When discussing the late, great Harper Lee, who died on Feb. 19, most seem to use the word “reclusive.” The To Kill a Mockingbird author rarely granted interviews (she turned down Oprah: “Honey, I already said everything I had to say”) and Time magazine even named her to its Top 10 Most Reclusive Celebrities list.
But people in her Alabama community remember a different Harper Lee. Before her stroke in 2007, she made public appearances that advocated for education or civil rights, but they received little fanfare. Lee also faithfully attended an annual lunch at the University of Alabama for the winners of a high-school essay contest for many years, always making time to meet fans and sign books for students.

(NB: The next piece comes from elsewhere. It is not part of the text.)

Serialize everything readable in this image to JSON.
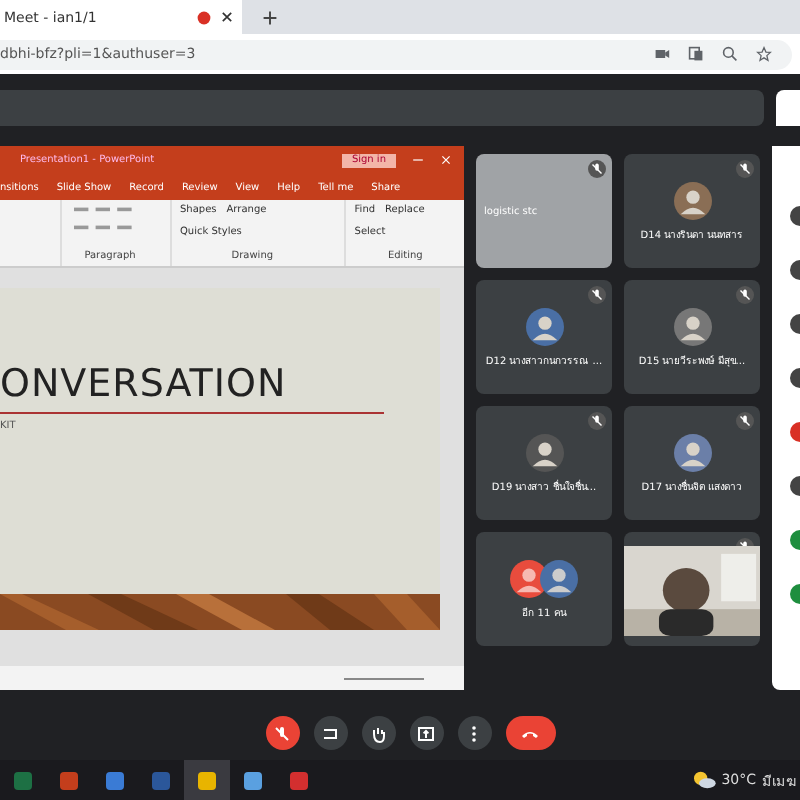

Her librarian handler at university events called her “just a very regular woman” and said talking with her was “like spending time with an aunt.”
In a rare video of the author in 2006, attending the festivities for her Lifetime Achievement Award at the Birmingham Pledge Foundation, Lee is seen hugging and chatting with her young fans (from 1:33 to 1:48). YouTube user and blogger HarperLeeSpeaks was present and writes, “She wasn’t really a recluse, she just didn’t like fame.”
At 2:57 is a brief, indistinct recording of Lee’s voice as she delivers a simple acceptance speech: “I had a speech prepared, but my heart is too full to make it. All I can say is thank you, all of you, for one of the greatest days of my life. Thank you.”
Her voice can also be heard in the video below, from a radio interview she gave 42 years earlier, in 1964. The excerpt starts at 2:11. There’s also a brief interview at 1:30 with her wonderfully raspy-voiced elder sister and caregiver, Alice Finch Lee, who died in 2014 at the age of 103.